= Chamness, Illinois =

Former unincorporated community in Illinois, US

Chamness, also known as "Chamnesstown," is a former unincorporated community in Williamson County, Illinois, that disappeared in the mid-1930s when the town was bulldozed for the construction of Crab Orchard Lake. The Lake was part of the Crab Orchard Impoundment Project and was begun as a W.P.A. project after the Federal Government purchased a large section of property which included the town. The construction of Crab Orchard Lake was finished in 1938 and the water of the lake began to cover the sight of Chamnesstown, although the lake is relatively shallow in the former town's location and one can see the foundations upon which rested the town buildings. The Federal Government also built the Illinois Ordnance Plant, called "Ordill", as part of the Crab Orchard Impoundment Project on property located adjacent to Crab Orchard Lake and the former town in the late 1930s. The Ordnance Plant became a major manufacturer of munitions following the entry of the country into World War II, at one point employing over 10,000 people. The site of the former Chamnesstown community is now located within the Crab Orchard National Wildlife Refuge southwest of Marion.

Sarah Chamness originally brought her family to the Chamnesstown area on Crab Orchard Creek in 1825 after she became a widow. Sarah's eldest son, Wiley B. Chamness, became a prominent Missionary Baptist preacher in the area. Wiley B. Chamness had seven sons, all of whom had homes in the Chamnesstown area.

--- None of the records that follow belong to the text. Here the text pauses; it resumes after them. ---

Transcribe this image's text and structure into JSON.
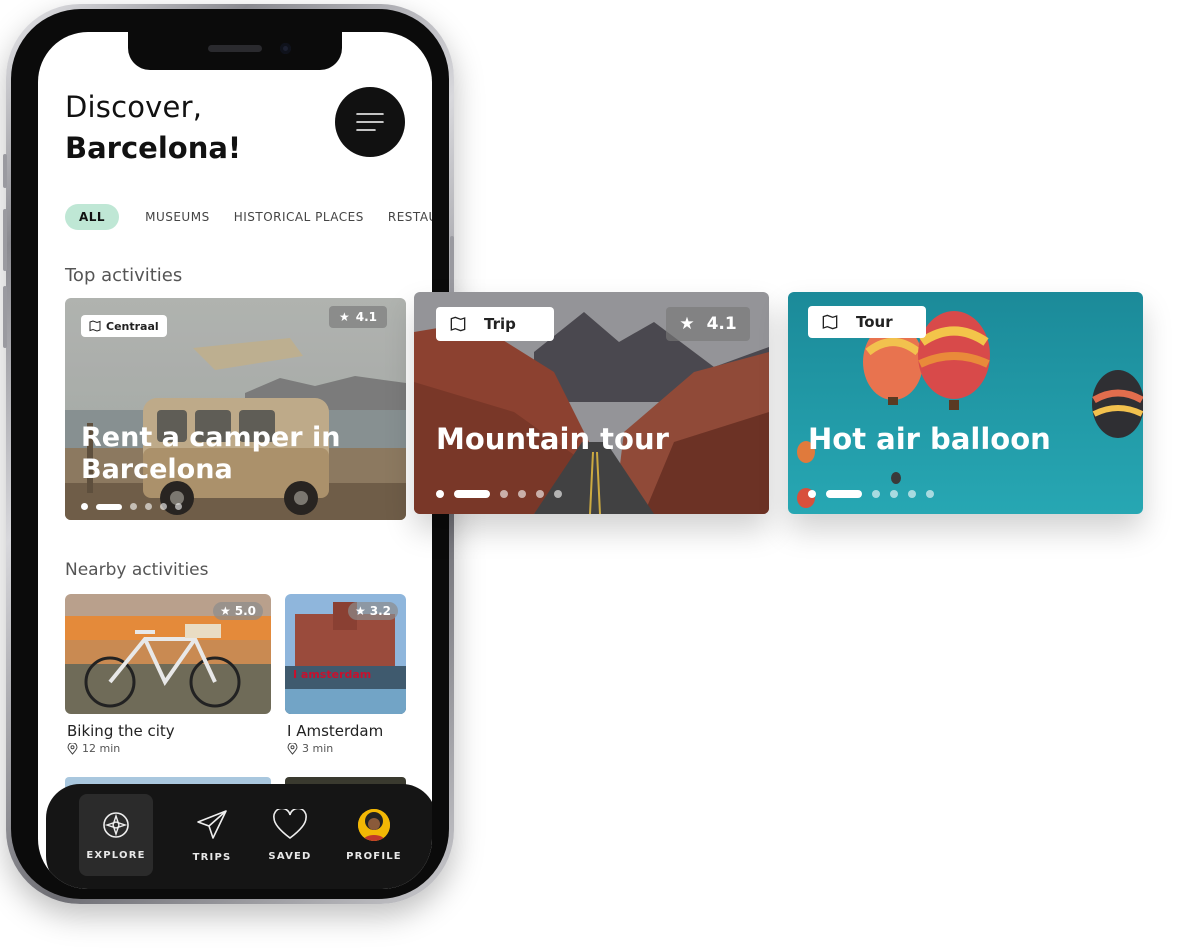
{
  "header": {
    "line1": "Discover,",
    "line2": "Barcelona!"
  },
  "categories": [
    "ALL",
    "MUSEUMS",
    "HISTORICAL PLACES",
    "RESTAURA"
  ],
  "sections": {
    "top": "Top activities",
    "nearby": "Nearby activities"
  },
  "top_card": {
    "tag": "Centraal",
    "rating": "4.1",
    "title": "Rent a camper in Barcelona"
  },
  "float_cards": [
    {
      "tag": "Trip",
      "rating": "4.1",
      "title": "Mountain tour"
    },
    {
      "tag": "Tour",
      "title": "Hot air balloon"
    }
  ],
  "nearby": [
    {
      "name": "Biking the city",
      "time": "12 min",
      "rating": "5.0"
    },
    {
      "name": "I Amsterdam",
      "time": "3 min",
      "rating": "3.2",
      "sign": "I amsterdam"
    }
  ],
  "nav": [
    {
      "label": "EXPLORE",
      "icon": "compass-icon"
    },
    {
      "label": "TRIPS",
      "icon": "paper-plane-icon"
    },
    {
      "label": "SAVED",
      "icon": "heart-icon"
    },
    {
      "label": "PROFILE",
      "icon": "avatar"
    }
  ],
  "colors": {
    "accent_chip": "#bfe7d5",
    "nav_bg": "#151515",
    "teal_card": "#1e9aa8"
  }
}
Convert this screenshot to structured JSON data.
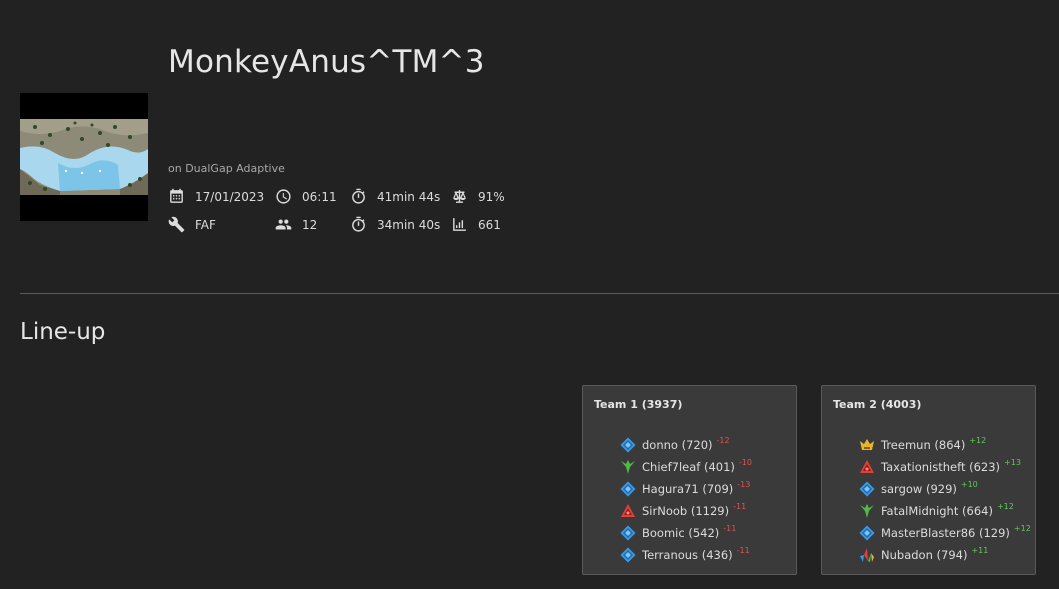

The community post office was established 24 January 1889 and discontinued 30 April 1902. The ZIP Code was 62959. Marshall Chamness was the first postmaster of Chamnesstown and maintained the post office in a general store which had been established several years earlier by Joseph Mouser. Even after the closing of the post office in 1902, Chamnesstown continued to be important to the farmers of the area, who came to the town to sell their cream and eggs, get their corn ground into meal and to purchase farming supplies and feed for their stock.